9.3 Open and closed societies
Modern societies oscillate between operating in open and closed modes. In open societies, emphasis is placed on fair-play principles, ie. principled honest play and individual freedom. In less open societies, dominant factors revolve around connections with key ruling figures and clans.

In open societies, the fair play principle translates into values. In closed societies, the main values are the relations to the ruling classes and figures. Closed societies also give more value to some generalized ideology than to just play and freedom itself.

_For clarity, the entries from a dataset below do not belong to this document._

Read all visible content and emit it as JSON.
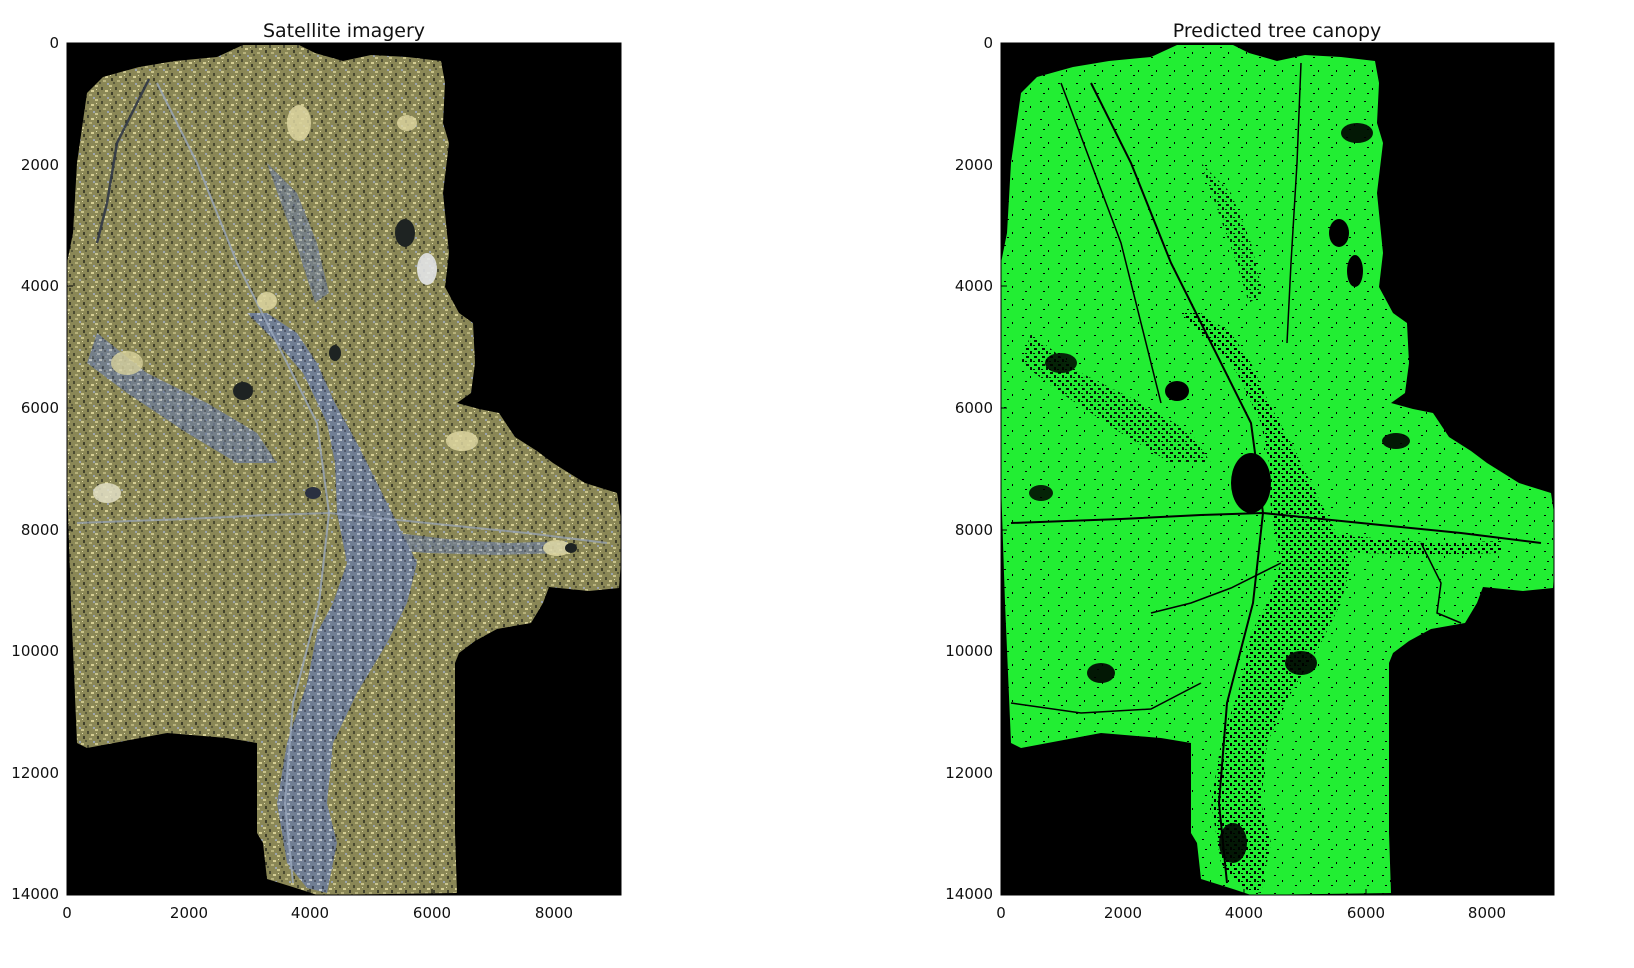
{
  "panels": [
    {
      "title": "Satellite imagery",
      "image": "satellite-imagery",
      "x_ticks": [
        "0",
        "2000",
        "4000",
        "6000",
        "8000"
      ],
      "y_ticks": [
        "0",
        "2000",
        "4000",
        "6000",
        "8000",
        "10000",
        "12000",
        "14000"
      ]
    },
    {
      "title": "Predicted tree canopy",
      "image": "predicted-tree-canopy",
      "x_ticks": [
        "0",
        "2000",
        "4000",
        "6000",
        "8000"
      ],
      "y_ticks": [
        "0",
        "2000",
        "4000",
        "6000",
        "8000",
        "10000",
        "12000",
        "14000"
      ]
    }
  ],
  "colors": {
    "background": "#000000",
    "canopy": "#22ee33",
    "imagery_vegetation": "#8c8a5a",
    "imagery_urban": "#7d8aa0"
  }
}
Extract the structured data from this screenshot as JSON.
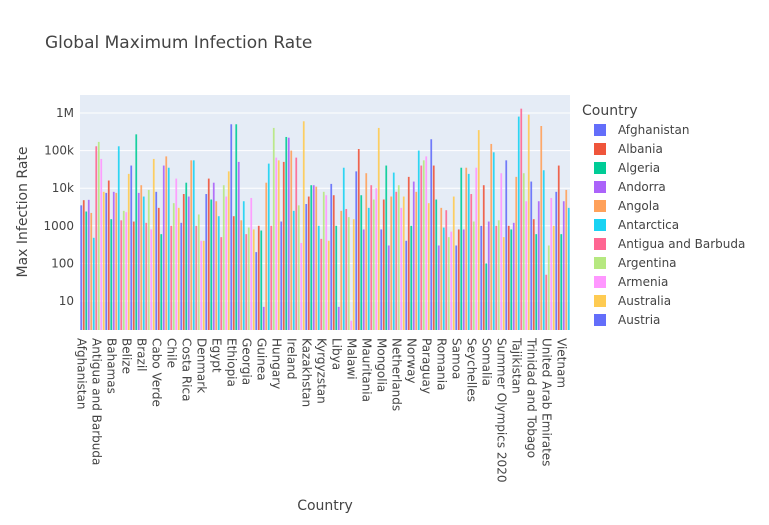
{
  "chart_data": {
    "type": "bar",
    "title": "Global Maximum Infection Rate",
    "x_label": "Country",
    "y_label": "Max Infection Rate",
    "log_y": true,
    "grid": true,
    "palette": [
      "#636efa",
      "#EF553B",
      "#00cc96",
      "#ab63fa",
      "#FFA15A",
      "#19d3f3",
      "#FF6692",
      "#B6E880",
      "#FF97FF",
      "#FECB52"
    ],
    "legend": {
      "title": "Country",
      "position": "right",
      "entries": [
        "Afghanistan",
        "Albania",
        "Algeria",
        "Andorra",
        "Angola",
        "Antarctica",
        "Antigua and Barbuda",
        "Argentina",
        "Armenia",
        "Australia",
        "Austria"
      ]
    },
    "ylim": [
      1.7,
      3000000
    ],
    "yticks": [
      10,
      100,
      1000,
      {
        "value": 10000,
        "label": "10k"
      },
      {
        "value": 100000,
        "label": "100k"
      },
      {
        "value": 1000000,
        "label": "1M"
      }
    ],
    "categories": [
      "Afghanistan",
      null,
      null,
      null,
      null,
      null,
      "Antigua and Barbuda",
      null,
      null,
      null,
      null,
      null,
      "Bahamas",
      null,
      null,
      null,
      null,
      null,
      "Belize",
      null,
      null,
      null,
      null,
      null,
      "Brazil",
      null,
      null,
      null,
      null,
      null,
      "Cabo Verde",
      null,
      null,
      null,
      null,
      null,
      "Chile",
      null,
      null,
      null,
      null,
      null,
      "Costa Rica",
      null,
      null,
      null,
      null,
      null,
      "Denmark",
      null,
      null,
      null,
      null,
      null,
      "Egypt",
      null,
      null,
      null,
      null,
      null,
      "Ethiopia",
      null,
      null,
      null,
      null,
      null,
      "Georgia",
      null,
      null,
      null,
      null,
      null,
      "Guinea",
      null,
      null,
      null,
      null,
      null,
      "Hungary",
      null,
      null,
      null,
      null,
      null,
      "Ireland",
      null,
      null,
      null,
      null,
      null,
      "Kazakhstan",
      null,
      null,
      null,
      null,
      null,
      "Kyrgyzstan",
      null,
      null,
      null,
      null,
      null,
      "Libya",
      null,
      null,
      null,
      null,
      null,
      "Malawi",
      null,
      null,
      null,
      null,
      null,
      "Mauritania",
      null,
      null,
      null,
      null,
      null,
      "Mongolia",
      null,
      null,
      null,
      null,
      null,
      "Netherlands",
      null,
      null,
      null,
      null,
      null,
      "Norway",
      null,
      null,
      null,
      null,
      null,
      "Paraguay",
      null,
      null,
      null,
      null,
      null,
      "Romania",
      null,
      null,
      null,
      null,
      null,
      "Samoa",
      null,
      null,
      null,
      null,
      null,
      "Seychelles",
      null,
      null,
      null,
      null,
      null,
      "Somalia",
      null,
      null,
      null,
      null,
      null,
      "Summer Olympics 2020",
      null,
      null,
      null,
      null,
      null,
      "Tajikistan",
      null,
      null,
      null,
      null,
      null,
      "Trinidad and Tobago",
      null,
      null,
      null,
      null,
      null,
      "United Arab Emirates",
      null,
      null,
      null,
      null,
      null,
      "Vietnam",
      null,
      null,
      null
    ],
    "values": [
      3500,
      4800,
      2400,
      4900,
      2200,
      480,
      130000,
      170000,
      60000,
      8000,
      7500,
      16000,
      1500,
      8000,
      7500,
      130000,
      1400,
      2500,
      2300,
      24000,
      40000,
      1300,
      270000,
      7500,
      12000,
      6000,
      1200,
      9000,
      800,
      60000,
      8000,
      3000,
      600,
      40000,
      70000,
      35000,
      1000,
      4000,
      18000,
      3000,
      1200,
      7000,
      14000,
      6000,
      55000,
      55000,
      1000,
      2000,
      400,
      400,
      7000,
      18000,
      5000,
      14000,
      4500,
      1800,
      500,
      12000,
      6000,
      28000,
      500000,
      1800,
      500000,
      50000,
      1400,
      4500,
      600,
      900,
      5500,
      800,
      200,
      1000,
      750,
      7,
      14000,
      45000,
      1000,
      400000,
      65000,
      55000,
      1300,
      50000,
      230000,
      220000,
      100000,
      2500,
      65000,
      3500,
      350,
      600000,
      3800,
      6000,
      12000,
      12000,
      11000,
      1000,
      450,
      8000,
      6500,
      400,
      13000,
      6500,
      1000,
      7,
      2500,
      35000,
      2800,
      1700,
      3,
      1500,
      28000,
      110000,
      6500,
      800,
      25000,
      3000,
      12000,
      5000,
      10000,
      400000,
      800,
      5000,
      40000,
      300,
      6000,
      26000,
      8000,
      12000,
      3000,
      6000,
      400,
      20000,
      1000,
      15000,
      8000,
      100000,
      40000,
      55000,
      70000,
      4000,
      200000,
      40000,
      5000,
      300,
      3000,
      900,
      2600,
      500,
      700,
      6000,
      300,
      800,
      35000,
      800,
      35000,
      24000,
      7000,
      1300,
      35000,
      350000,
      1000,
      12000,
      100,
      1300,
      150000,
      90000,
      1000,
      1400,
      25000,
      500,
      55000,
      1000,
      800,
      1200,
      20000,
      800000,
      1300000,
      25000,
      4500,
      900000,
      15000,
      1500,
      600,
      4500,
      450000,
      30000,
      50,
      300,
      5500,
      1000,
      8000,
      40000,
      600,
      4500,
      9000,
      3000
    ]
  }
}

Collisions between the autonomous principles, general values, concrete relations, and the ultimate sense occur on multiple levels in all spheres of life. For instance, in business life, general emotional mechanisms suffer shocks from the autonomous Stock-Exchange principle of supply and demand; the autonomous principle of effectiveness puts concrete results against general expectations, etc. Man may reduce the principle of effectiveness to the principle of (autonomous) speculative profit, which can destroy (the sense for and connection with) general values. During the big economic crash in 1929, available general values like food were physically destroyed even if people were starving. The crisis usually occurs when there is more demand for symbols (stock price) than for their content (stock’s value). Principles cannot be destroyed because they work independently of man’s will: the law of supply and demand starts working automatically once there is something happening either on the supply or demand side – regardless of whether that which is offered or demanded is meaningful or senseless.